4. Brush peanut oil on a platter to prevent apple slices from sticking and put them on that platter. Then dip them a few at a time into ice water until the syrup hardens, and then put them in the bowl and serve.
Apricot and Bean Curd Soup
Ingredients:
2 bean curd cakes, one firm the other soft, sliced thin
2 quarts chicken stock
1 teaspoon coarse salt
6 ripe apricots, seeds discarded, each cut in eight slices
1 large Chinese black mushroom, soaked in half cup warm water for half an hour, stem discarded, then minced
Preparation:
1. Put bean cakes, stock, and salt up to boil, then reduce the heat and simmer for twenty minutes.
2. Add apricot slices and the minced mushrooms, and simmer for three minutes, then serve.
Banana Gelatin
Ingredients:
½ cup agar-agar softened in one cup of cool water
½ cup sugar
1 cup evaporated milk
1 teaspoon banana extract
three drops of yellow food coloring
Preparation:
1. Bring three cups of cold water to the boil, add the agar-agar and the sugar and stir until it thickens.
2. Add the evaporated milk, the extract, and the food coloring and take the an away from the heat and pour it into a shallow square or rectangular pan, cover, and refrigerate.
3. Cut the gelatin into squares, and serve alone or with preserved fruits between courses or at the end of a meal.
Chayote and Pumpkin Soup
Ingredients:
2 chayote, each sliced then diced; seeded if old
½ pound Chinese pumpkin, peeled and diced
2 tomatoes, stems discarded, cut in half-inch pieces
3 dried scallops, soaked for two hours, then pulled apart, string-like
4 Chinese black mushrooms, soaked for half hour, stems discarded, then diced in 1/4-inch pieces
1 pound pork ribs, scalded in two quarts of water, then strained
4 slices young ginger
½ teaspoon round white pepper
1 Tablespoon thin soy sauce
Preparation:
1. Put all ingredients except the soy sauce in two more quarts of tepid water, bring to the boil, reduce the heat, and simmer for two hours.

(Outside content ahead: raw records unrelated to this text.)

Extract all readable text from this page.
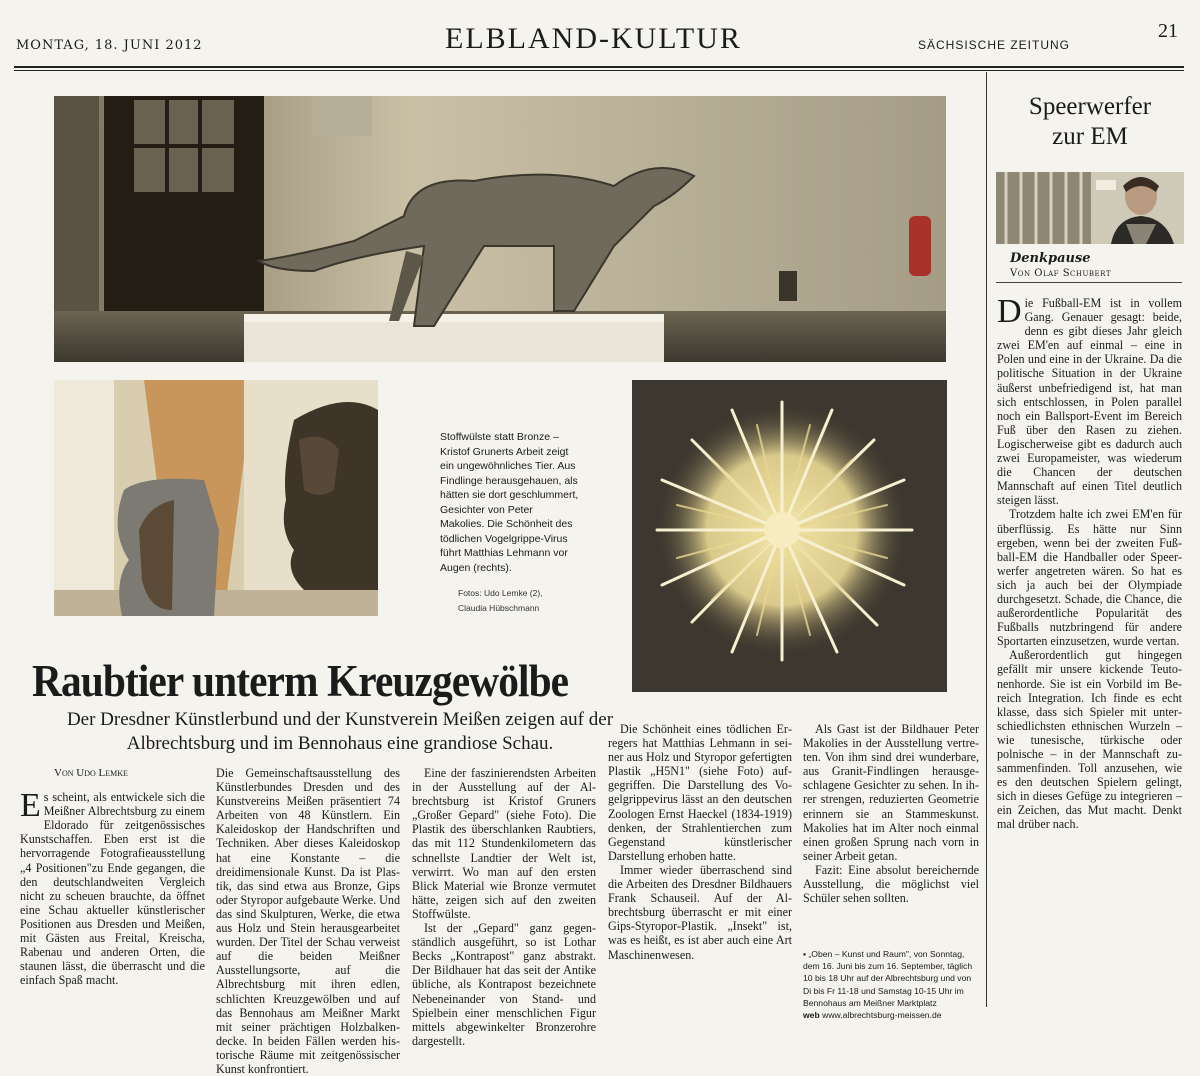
MONTAG, 18. JUNI 2012	ELBLAND-KULTUR	SÄCHSISCHE ZEITUNG
21
Stoffwülste statt Bronze – Kristof Grunerts Arbeit zeigt ein ungewöhnliches Tier. Aus Findlinge herausgehauen, als hätten sie dort geschlummert, Gesichter von Peter Makolies. Die Schönheit des tödlichen Vogelgrippe-Virus führt Matthias Lehmann vor Augen (rechts).
Fotos: Udo Lemke (2),
Claudia Hübschmann
Raubtier unterm Kreuzgewölbe
Der Dresdner Künstlerbund und der Kunstverein Meißen zeigen auf der Albrechtsburg und im Bennohaus eine grandiose Schau.

Von Udo Lemke

Es scheint, als entwickele sich die Meißner Albrechtsburg zu einem Eldorado für zeitgenössisches Kunstschaffen. Eben erst ist die hervorragende Fotografieausstellung „4 Positionen"zu Ende gegangen, die den deutschlandweiten Vergleich nicht zu scheuen brauchte, da öffnet eine Schau aktueller künstlerischer Positionen aus Dresden und Meißen, mit Gästen aus Freital, Kreischa, Rabenau und anderen Orten, die staunen lässt, die überrascht und die einfach Spaß macht.

Die Gemeinschaftsausstellung des Künstlerbundes Dresden und des Kunstvereins Meißen präsentiert 74 Arbeiten von 48 Künstlern. Ein Kaleidoskop der Handschriften und Techniken. Aber dieses Kaleidoskop hat eine Konstante – die dreidimensionale Kunst. Da ist Plastik, das sind etwa aus Bronze, Gips oder Styropor aufgebaute Werke. Und das sind Skulpturen, Werke, die etwa aus Holz und Stein herausgearbeitet wurden. Der Titel der Schau verweist auf die beiden Meißner Ausstellungsorte, auf die Albrechtsburg mit ihren edlen, schlichten Kreuzgewölben und auf das Bennohaus am Meißner Markt mit seiner prächtigen Holzbalkendecke. In beiden Fällen werden historische Räume mit zeitgenössischer Kunst konfrontiert.

Eine der faszinierendsten Arbeiten in der Ausstellung auf der Albrechtsburg ist Kristof Gruners „Großer Gepard" (siehe Foto). Die Plastik des überschlanken Raubtiers, das mit 112 Stundenkilometern das schnellste Landtier der Welt ist, verwirrt. Wo man auf den ersten Blick Material wie Bronze vermutet hätte, zeigen sich auf den zweiten Stoffwülste.

Ist der „Gepard" ganz gegenständlich ausgeführt, so ist Lothar Becks „Kontrapost" ganz abstrakt. Der Bildhauer hat das seit der Antike übliche, als Kontrapost bezeichnete Nebeneinander von Stand- und Spielbein einer menschlichen Figur mittels abgewinkelter Bronzerohre dargestellt.

Die Schönheit eines tödlichen Erregers hat Matthias Lehmann in seiner aus Holz und Styropor gefertigten Plastik „H5N1" (siehe Foto) aufgegriffen. Die Darstellung des Vogelgrippevirus lässt an den deutschen Zoologen Ernst Haeckel (1834-1919) denken, der Strahlentierchen zum Gegenstand künstlerischer Darstellung erhoben hatte.

Immer wieder überraschend sind die Arbeiten des Dresdner Bildhauers Frank Schauseil. Auf der Albrechtsburg überrascht er mit einer Gips-Styropor-Plastik. „Insekt" ist, was es heißt, es ist aber auch eine Art Maschinenwesen.

Als Gast ist der Bildhauer Peter Makolies in der Ausstellung vertreten. Von ihm sind drei wunderbare, aus Granit-Findlingen herausgeschlagene Gesichter zu sehen. In ihrer strengen, reduzierten Geometrie erinnern sie an Stammeskunst. Makolies hat im Alter noch einmal einen großen Sprung nach vorn in seiner Arbeit getan.

Fazit: Eine absolut bereichernde Ausstellung, die möglichst viel Schüler sehen sollten.

▪ „Oben – Kunst und Raum", von Sonntag, dem 16. Juni bis zum 16. September, täglich 10 bis 18 Uhr auf der Albrechtsburg und von Di bis Fr 11-18 und Samstag 10-15 Uhr im Bennohaus am Meißner Marktplatz
web www.albrechtsburg-meissen.de
Speerwerfer
zur EM
Denkpause
Von Olaf Schubert

Die Fußball-EM ist in vollem Gang. Genauer gesagt: beide, denn es gibt dieses Jahr gleich zwei EM'en auf einmal – eine in Polen und eine in der Ukraine. Da die politische Situation in der Ukraine äußerst unbefriedigend ist, hat man sich entschlossen, in Polen parallel noch ein Ballsport-Event im Bereich Fuß über den Rasen zu ziehen. Logischerweise gibt es dadurch auch zwei Europameister, was wiederum die Chancen der deutschen Mannschaft auf einen Titel deutlich steigen lässt.

Trotzdem halte ich zwei EM'en für überflüssig. Es hätte nur Sinn ergeben, wenn bei der zweiten Fußball-EM die Handballer oder Speerwerfer angetreten wären. So hat es sich ja auch bei der Olympiade durchgesetzt. Schade, die Chance, die außerordentliche Popularität des Fußballs nutzbringend für andere Sportarten einzusetzen, wurde vertan.

Außerordentlich gut hingegen gefällt mir unsere kickende Teutonenhorde. Sie ist ein Vorbild im Bereich Integration. Ich finde es echt klasse, dass sich Spieler mit unterschiedlichsten ethnischen Wurzeln – wie tunesische, türkische oder polnische – in der Mannschaft zusammenfinden. Toll anzusehen, wie es den deutschen Spielern gelingt, sich in dieses Gefüge zu integrieren – ein Zeichen, das Mut macht. Denkt mal drüber nach.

2. Remove meat from the bones, cut it into half-inch pieces, and discard the bones.
3. Add the soy sauce, stir, and serve.
Coconut's Summer Snow
Ingredients:
1 fresh-picked coconut for each person, their tops cut off, their meat and water set aside
1 Tablespoon hashima paste
1 piece fresh ginger
2 red dates, pitted
12 goji berries
1/4 cup white rock sugar
Preparation:
1. Scoop out the coconut meat and cut it in small squares and set it aside.
2. Put hashima paste in hot water and set aside for five minutes, then drain and add ginger, dates, goji berries, and the sugar into each coconut, then cover them with the tops of the coconuts. Wrap each one in aluminum foil.
3. Steam for two hours over boiling water, then discard the coconut’s cover, the foil, and the ginger. Add the coconut meat and its water, and steam for another half an hour, then serve one coconut to each person.
Cherry Compote
Ingredients:
2 cups cherries, each one cut in half, their pits removed and discarded
1 cup lychee fruit, peel and discarded their pits and skins, and cut each one in quarters
½ cup granulated sugar
2 Tablespoons Mao Tai liquor
1 star anise
4 whole cloves
½ cup orange juice or tangerine juice
Preparation:
1. Coarsely mash half cup of the cherries and mix with lychee fruit and sugar, and set this aside for half an hour to macerate.
2. Add the rest of the ingredients, mix well, then cover and refrigerate for an hour or until ready to serve. Before serving, remove the star anise and the cloves. They can be used for future batches of compote, then serve.